Description of Knee Arthritis

Arthritis in the knees is a debilitating condition that affects thousands of people every day.

Knee arthritis is any injury that involves damage to the cartilage on the end of the bones (the gristle that one sees on the end of a chicken bone is the cartilage). Once the cartilage in the knee is injured, there are no current treatments to restore it back to a healthy state. Thus, an injury to cartilage in the knee cannot heal naturally and any cartilage resurfacing technique does not restore normal cartilage surfaces.

Symptoms of knee arthritis include:

  • Knee pain
  • Soreness and a dull ache
  • Swelling with or without activities
  • Knee stiffness
  • Constant ache in the knee joint

Knee osteoarthritis is the most common form of arthritis in the knees. Osteoarthritis of the knee is often caused by a traumatic injury from previous years. It is a slow, progressive degenerative disease in which the joint cartilage gradually wears away. This injury is typically seen in middle-aged and older people, but can sometimes affect younger patients, especially for patients who have had part of their meniscus removed from previous tears.

It is a common misconception that knee osteoarthritis is only seen as an end stage pathology prior to needing a knee replacement – the vast majority of knee arthritis we see were due to impact injuries – this knee arthritis is called traumatic arthritis. Post-traumatic arthritis can develop after an injury to the knee. This type of arthritis is similar to knee osteoarthritis and may develop years after a fracture, ligament tear, or meniscus injury. Many of these injuries are in localized areas of the knee, making potential treatments easier to perform and potentially more successful than arthritis in larger areas of the knee.

Are you experiencing knee arthritis symptoms?

There are two ways to initiate a consultation with Dr. LaPrade:

You can provide current X-rays and/or MRIs for a clinical case review with Dr. LaPrade.

You can schedule an office consultation with Dr. LaPrade.

(Please keep reading below for more information on this conditions.)

Treatment of Knee Arthritis

One of the most important aspects when treating knee arthritis is its location. Knee osteoarthritis on the femoral condyles (lower extremity of the femur) is much easier to treat than that of the trochlear groove (groove on top of the femur where the patella rests), patella (kneecap) or tibial plateaus (upper extremity of the tibia). The size of the lesion is an important factor as well – in general, smaller lesions are easier to treat than larger lesions.

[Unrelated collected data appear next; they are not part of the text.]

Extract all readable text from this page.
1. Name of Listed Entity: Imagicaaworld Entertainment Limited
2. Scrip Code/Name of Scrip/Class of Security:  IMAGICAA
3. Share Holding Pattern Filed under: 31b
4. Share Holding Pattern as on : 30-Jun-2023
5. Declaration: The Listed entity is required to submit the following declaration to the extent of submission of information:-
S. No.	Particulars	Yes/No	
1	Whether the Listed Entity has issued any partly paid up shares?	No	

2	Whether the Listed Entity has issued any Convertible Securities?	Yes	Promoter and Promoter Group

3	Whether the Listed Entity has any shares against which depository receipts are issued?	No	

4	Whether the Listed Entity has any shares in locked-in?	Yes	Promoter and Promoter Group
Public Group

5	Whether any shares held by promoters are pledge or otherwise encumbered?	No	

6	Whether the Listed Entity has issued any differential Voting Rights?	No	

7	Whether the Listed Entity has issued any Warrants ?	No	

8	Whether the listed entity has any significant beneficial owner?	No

Evaluation for a cartilage replacement surgery requires an assessment that includes: an analysis of the lesion’s size, whether there is a “kissing lesion” involving the cartilage surface on the opposite side of the defect, how much meniscus is present, any ligament instability, and the patient’s structural knee alignment. If the meniscus had a previous excision of a sizable portion – then there is a much lower chance that the cartilage replacement will be successful. This is due to the important cushioning role the menisci play in the knee. The meniscus serves as a shock absorber and cushions the tibia and femur from impact. Thus, for some types of knee arthritis, a concurrent meniscal transplant must be performed to restore the cushioning effect for the surfaces of the knee joint.

In addition, it is important to assess the alignment of the patient’s knee. In comparison with patients who have a normal alignment or knock-knee alignment, patients who are bowlegged (varus alignment) and have lesions is on the inside of the knee have a much lower chance that the cartilage replacement surgery will work successfully.

Our treatment method for knee arthritis includes microfracture for well-shouldered and smaller lesions,osteochondral autograft transplants of healthier cartilage from a lesser weight bearing area of the knee to the affected area for slightly larger areas and smaller areas where there may be small bone cysts, andfresh osteoarticular allografts for failed microfracture surgeries and larger lesions. We have performed autogenous cartilage implantation procedures in the past, but have found that the histological appearance, which is closely similar to microfractures, the high cost, and fact that the recovery time is much greater limits us in performing this procedure to very select circumstances.

In addition, it is important for the patient to have a thorough assessment of their overall health; their relative age, knee alignment, amount of joint space narrowing, size of the defect, remaining portion of the meniscus, smoking history as well as other medical factors such as diabetes or conditions which require the use of oral steroids are required to choose the best treatment for their specific symptoms of knee arthritis. With a complete and thorough evaluation, the chances of having an improved and longer lasting outcome increase and the symptoms of knee arthritis will decrease.


An essential part of treating arthritis in the knees is the post-operative rehabilitation program. Patients who undergo microfracture treatment and begin an immediate weight-bearing program have less successful results than those who are non-weight bearing for six weeks and for those who use a continuous passive motion machine for 6-8 hours each day. There are additional post-operative rehabilitation protocols that increase a patient’s chance for a successful outcome for each individual cartilage resurfacing procedure. Thus, patients must work diligently with their physical therapist to optimize their post-operative result.